A 2018 review article by Kim et al. called for the use of a MSK-S in the ED and also provided clinical implementation guidance [9] for any healthcare systems looking to adopt a similar practice. Suggested solutions to help mitigate excessive LBP complaints in the ED include policy change on imaging referrals and opioid prescription as well as providing evidence-based care for non-serious LBP [2]. Previous publication has reported low concern of serious spinals pathology with ED LBP presentation with poor accuracy of red flag symptom screening [10], however, more recent literature suggests that compared to typical primary care presentations, LBP in the ED has noticeably higher prevalence of serious spinal pathologies [3]. For this and other reasons, ED LBP should still be considered case by case and referred for advanced imaging appropriately [10]. Further investigation into the use of nonpharmacologic interventions for optimizing ED pain management is warranted [8].
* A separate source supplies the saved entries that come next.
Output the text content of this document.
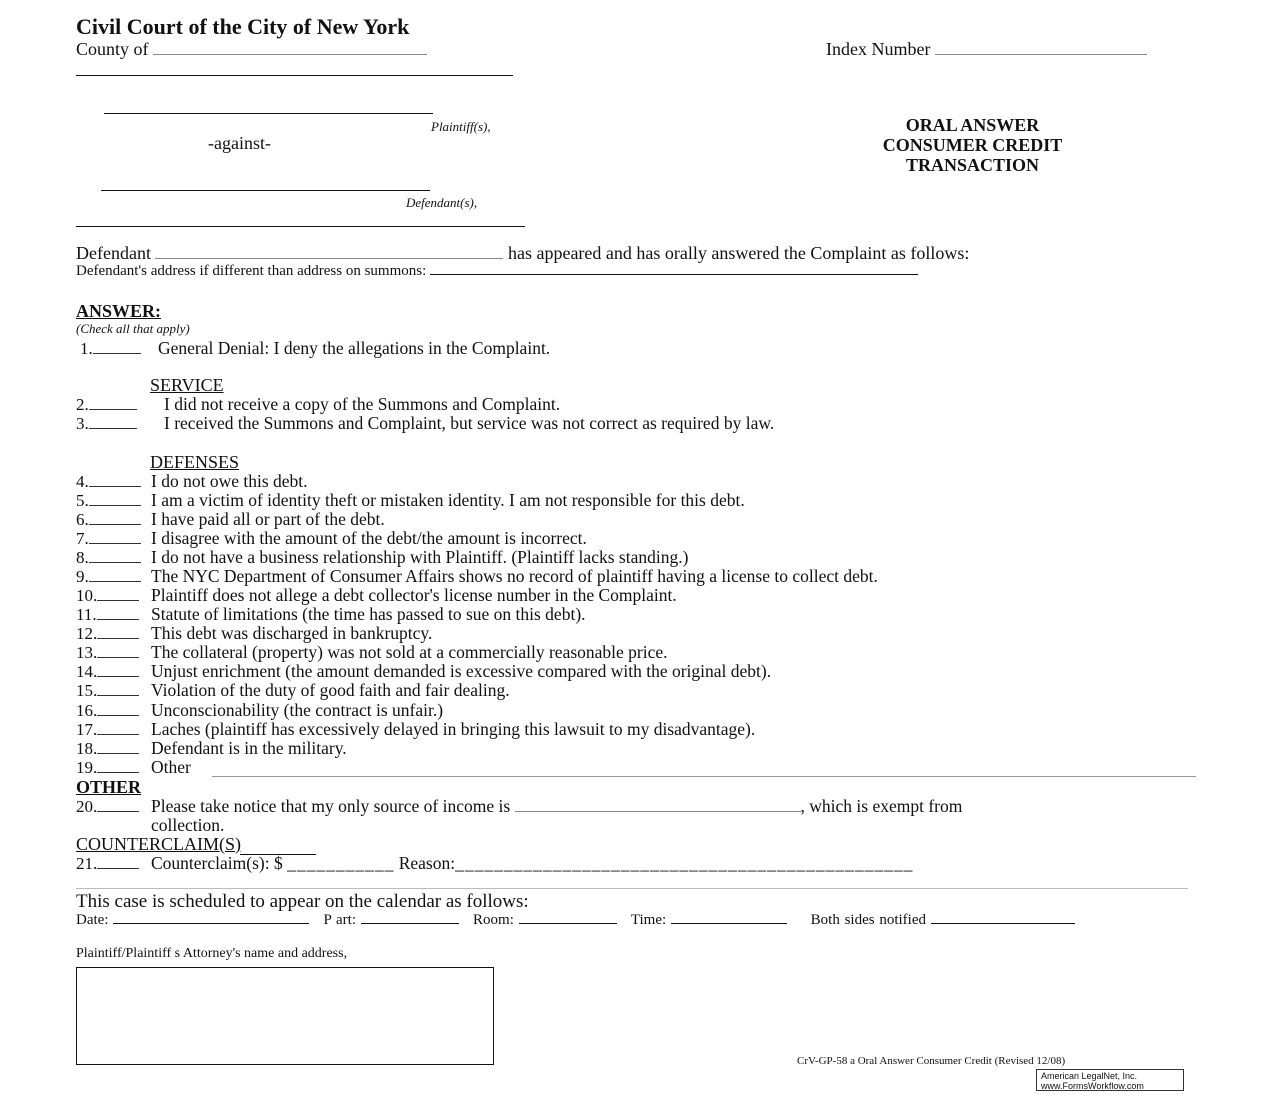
Civil Court of the City of New York
County of	Index Number
Plaintiff(s),
-against-
Defendant(s),
ORAL ANSWER
CONSUMER CREDIT
TRANSACTION
Defendant	has appeared and has orally answered the Complaint as follows:
Defendant's address if different than address on summons:
ANSWER:
(Check all that apply)
1.	General Denial: I deny the allegations in the Complaint.
SERVICE
2.	I did not receive a copy of the Summons and Complaint.
3.	I received the Summons and Complaint, but service was not correct as required by law.
DEFENSES
4.	I do not owe this debt.
5.	I am a victim of identity theft or mistaken identity. I am not responsible for this debt.
6.	I have paid all or part of the debt.
7.	I disagree with the amount of the debt/the amount is incorrect.
8.	I do not have a business relationship with Plaintiff. (Plaintiff lacks standing.)
9.	The NYC Department of Consumer Affairs shows no record of plaintiff having a license to collect debt.
10.	Plaintiff does not allege a debt collector's license number in the Complaint.
11.	Statute of limitations (the time has passed to sue on this debt).
12.	This debt was discharged in bankruptcy.
13.	The collateral (property) was not sold at a commercially reasonable price.
14.	Unjust enrichment (the amount demanded is excessive compared with the original debt).
15.	Violation of the duty of good faith and fair dealing.
16.	Unconscionability (the contract is unfair.)
17.	Laches (plaintiff has excessively delayed in bringing this lawsuit to my disadvantage).
18.	Defendant is in the military.
19.	Other
OTHER
20.	Please take notice that my only source of income is	, which is exempt from
collection.
COUNTERCLAIM(S)
21.	Counterclaim(s): $ ___________ Reason:_______________________________________________
This case is scheduled to appear on the calendar as follows:
Date:	P art:	Room:	Time:	Both sides notified
Plaintiff/Plaintiff s Attorney's name and address,
CrV-GP-58 a Oral Answer Consumer Credit (Revised 12/08)
American LegalNet, Inc.
www.FormsWorkflow.com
This correspondence describes the COVID-19 accelerated implementation of MSK-S within a VA ED. Although the results within VAPAHCS were promising, reproduction of similar integration across other healthcare systems is unknown. Future studies are needed to assess implementation of MSK-S within the ED including objective outcomes of patient care and other qualitative and quantitative healthcare measurements.
Footnotes
“definition of non-essential” and “urgent/emergent” is beyond the scope of this article.